Jefferson’s Children: The Story of One American Family

Random House
December 2002
160 pages
Hardcover ISBN: 978-0195031720
Trade Paperback ISBN: 978-0-375-82168-4

Shannon Lanier and Jane Feldman

Personal testimonies from descendants of Thomas Jefferson and Sally Hemings pose important questions about equality, freedom, and family.

On October 31, 1998, the Associated Press broke the news that there was finally scientific proof for what many people already knew was true, but others would not believe: Thomas Jefferson had a relationship with his slave Sally Hemings after the death of his wife. This DNA link was proven through the Eston Hemings line.
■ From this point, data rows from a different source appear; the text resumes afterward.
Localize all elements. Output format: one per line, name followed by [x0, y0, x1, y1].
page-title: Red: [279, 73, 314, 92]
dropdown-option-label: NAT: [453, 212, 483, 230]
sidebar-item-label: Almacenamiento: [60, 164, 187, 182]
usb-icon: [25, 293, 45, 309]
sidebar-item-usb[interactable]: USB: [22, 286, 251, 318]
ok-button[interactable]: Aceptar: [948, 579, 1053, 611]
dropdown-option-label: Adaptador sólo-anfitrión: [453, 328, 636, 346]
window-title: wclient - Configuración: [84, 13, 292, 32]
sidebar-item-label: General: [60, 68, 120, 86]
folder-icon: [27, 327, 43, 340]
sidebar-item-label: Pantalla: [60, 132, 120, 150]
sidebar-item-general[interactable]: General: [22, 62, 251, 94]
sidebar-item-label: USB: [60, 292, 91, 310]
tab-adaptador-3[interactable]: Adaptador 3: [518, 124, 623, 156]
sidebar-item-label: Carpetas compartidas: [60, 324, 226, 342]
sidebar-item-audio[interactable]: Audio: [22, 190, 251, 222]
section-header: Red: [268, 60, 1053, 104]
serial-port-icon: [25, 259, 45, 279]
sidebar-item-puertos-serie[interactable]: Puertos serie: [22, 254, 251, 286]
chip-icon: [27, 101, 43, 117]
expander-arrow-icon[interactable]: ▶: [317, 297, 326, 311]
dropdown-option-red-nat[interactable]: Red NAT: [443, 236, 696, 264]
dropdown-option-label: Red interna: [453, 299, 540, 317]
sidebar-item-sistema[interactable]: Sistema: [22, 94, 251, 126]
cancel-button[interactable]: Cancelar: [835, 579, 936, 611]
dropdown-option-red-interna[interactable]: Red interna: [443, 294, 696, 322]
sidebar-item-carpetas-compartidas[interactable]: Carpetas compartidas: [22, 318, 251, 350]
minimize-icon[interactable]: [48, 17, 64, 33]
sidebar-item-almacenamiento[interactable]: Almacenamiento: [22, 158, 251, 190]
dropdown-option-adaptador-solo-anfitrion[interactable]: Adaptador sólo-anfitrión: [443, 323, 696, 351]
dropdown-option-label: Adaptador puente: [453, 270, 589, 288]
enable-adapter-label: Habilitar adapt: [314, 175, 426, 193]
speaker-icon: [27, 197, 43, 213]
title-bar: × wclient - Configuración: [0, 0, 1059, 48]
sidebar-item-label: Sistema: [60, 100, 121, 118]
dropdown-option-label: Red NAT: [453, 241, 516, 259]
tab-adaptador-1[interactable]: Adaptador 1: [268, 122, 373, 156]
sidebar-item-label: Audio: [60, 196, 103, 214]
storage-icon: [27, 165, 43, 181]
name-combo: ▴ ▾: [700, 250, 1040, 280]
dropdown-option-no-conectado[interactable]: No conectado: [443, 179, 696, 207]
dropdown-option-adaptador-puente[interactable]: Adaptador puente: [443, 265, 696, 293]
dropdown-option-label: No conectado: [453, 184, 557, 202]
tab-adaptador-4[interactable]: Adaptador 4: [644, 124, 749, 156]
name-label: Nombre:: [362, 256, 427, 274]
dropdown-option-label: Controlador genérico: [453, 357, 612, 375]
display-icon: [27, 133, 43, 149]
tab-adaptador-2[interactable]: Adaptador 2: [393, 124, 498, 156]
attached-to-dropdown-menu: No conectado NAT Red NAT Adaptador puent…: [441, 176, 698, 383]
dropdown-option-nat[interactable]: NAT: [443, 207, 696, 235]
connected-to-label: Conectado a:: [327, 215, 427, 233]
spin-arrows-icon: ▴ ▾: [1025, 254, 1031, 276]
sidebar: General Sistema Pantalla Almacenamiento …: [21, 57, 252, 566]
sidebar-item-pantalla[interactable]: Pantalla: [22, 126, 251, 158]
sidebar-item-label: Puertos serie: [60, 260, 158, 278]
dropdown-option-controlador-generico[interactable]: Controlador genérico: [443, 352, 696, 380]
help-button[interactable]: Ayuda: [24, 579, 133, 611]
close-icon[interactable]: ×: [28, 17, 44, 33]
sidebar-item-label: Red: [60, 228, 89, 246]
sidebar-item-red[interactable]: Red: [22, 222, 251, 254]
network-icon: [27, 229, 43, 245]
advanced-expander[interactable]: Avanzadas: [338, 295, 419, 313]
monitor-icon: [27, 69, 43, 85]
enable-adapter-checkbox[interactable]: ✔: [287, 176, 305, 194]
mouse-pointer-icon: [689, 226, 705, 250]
Jefferson’s Children is the story of the Jefferson and Hemings families, and their efforts to be recognized and united as proud descendants of this great American genius. Some discovered their heritage through written family records, and others have based their beliefs on oral histories. Regardless of their sources, many descendants of Thomas Jefferson and Sally Hemings want the world to know that skin color isn’t what makes a family.

Thomas Jefferson wrote about equality. He believed in freedom. Yet, he owned slaves. This contradiction in character raises many questions among historians and descendants as they unravel the “truth” about this complex man. Did he indeed father children with his slave, Sally Hemings? How would he view the issues of racism among his ancestors today?